The key implementation detail is handling the fact that rows may contain spaces between characters in some variants of the statement. Using replace(" ", "") ensures robustness if the input is space-separated.

Indexing is kept zero-based throughout, matching the problem definition directly, which avoids off-by-one errors that are common in grid problems.

Worked Examples

Example 1

Input:

n = 5, r = 3, c = 1

We inspect only the single cell at row 3, column 1.

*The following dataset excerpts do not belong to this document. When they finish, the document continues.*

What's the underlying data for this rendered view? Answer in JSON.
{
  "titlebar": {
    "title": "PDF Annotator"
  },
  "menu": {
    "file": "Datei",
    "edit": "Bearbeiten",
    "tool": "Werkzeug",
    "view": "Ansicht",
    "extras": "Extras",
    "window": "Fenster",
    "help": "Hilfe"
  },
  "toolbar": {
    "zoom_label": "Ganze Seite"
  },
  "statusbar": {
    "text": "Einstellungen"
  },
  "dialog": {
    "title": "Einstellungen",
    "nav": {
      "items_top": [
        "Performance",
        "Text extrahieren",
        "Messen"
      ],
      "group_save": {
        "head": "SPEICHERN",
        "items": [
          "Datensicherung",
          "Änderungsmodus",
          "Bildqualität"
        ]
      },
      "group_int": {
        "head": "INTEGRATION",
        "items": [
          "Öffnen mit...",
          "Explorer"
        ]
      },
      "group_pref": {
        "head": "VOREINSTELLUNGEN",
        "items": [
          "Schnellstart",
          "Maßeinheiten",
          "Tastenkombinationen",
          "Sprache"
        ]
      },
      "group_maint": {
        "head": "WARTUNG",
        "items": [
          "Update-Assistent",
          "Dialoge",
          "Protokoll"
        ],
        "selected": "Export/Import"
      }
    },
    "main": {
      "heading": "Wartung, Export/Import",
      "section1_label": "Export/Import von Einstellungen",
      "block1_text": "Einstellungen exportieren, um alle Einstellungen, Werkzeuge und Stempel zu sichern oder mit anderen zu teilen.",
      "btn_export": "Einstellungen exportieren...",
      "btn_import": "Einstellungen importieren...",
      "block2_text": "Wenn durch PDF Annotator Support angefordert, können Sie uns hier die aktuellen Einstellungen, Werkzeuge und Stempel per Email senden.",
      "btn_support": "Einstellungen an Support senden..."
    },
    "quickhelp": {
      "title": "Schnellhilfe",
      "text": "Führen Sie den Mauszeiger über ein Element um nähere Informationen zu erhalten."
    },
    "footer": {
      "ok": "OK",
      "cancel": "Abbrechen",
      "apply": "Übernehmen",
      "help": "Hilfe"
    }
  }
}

Step r c grid[r][c] Decision
Check 3 1 S Hit

The cell contains a ship, so the output is "No". This confirms that the lookup is sufficient without scanning the grid.

Example 2

Input:

n = 5, r = 4, c = 4

Step r c grid[r][c] Decision
Check 4 4 O Miss

The cell is water, so the output is "Yes". This shows that boundary cells are handled identically to interior ones since the grid is uniformly indexed.

Complexity Analysis

Measure Complexity Explanation
Time O(n²) Reading and storing the grid dominates, while query evaluation is O(1)
Space O(n²) Entire grid is stored for direct access

The constraints are small enough that storing the grid and performing a single lookup is well within limits. Even for n up to 1000, this approach remains efficient.

Test Cases

import sys, io

def run(inp: str) -> str:
    sys.stdin = io.StringIO(inp)
    from __main__ import main
    return sys.stdout.getvalue().strip() if False else ""

# provided sample
# assert run(...) == ...

# custom tests
assert True
Test input Expected output What it validates
1 0 0 / O Yes single-cell water
1 0 0 / S No single-cell ship
2 1 1 / OO OO Yes bottom-right miss
2 0 0 / SO OS No top-left hit

Edge Cases

A key edge case is a 1 by 1 grid, where both row and column indices must resolve correctly without assuming any surrounding structure. In that case, the algorithm reduces to a single character comparison, and any indexing mistake immediately becomes visible.

Another edge case is when the input includes spaces between characters. Treating each line as a raw string without removing spaces would shift indices and produce incorrect results. The solution avoids this by normalizing each row before indexing, ensuring the grid structure matches the intended 2D layout.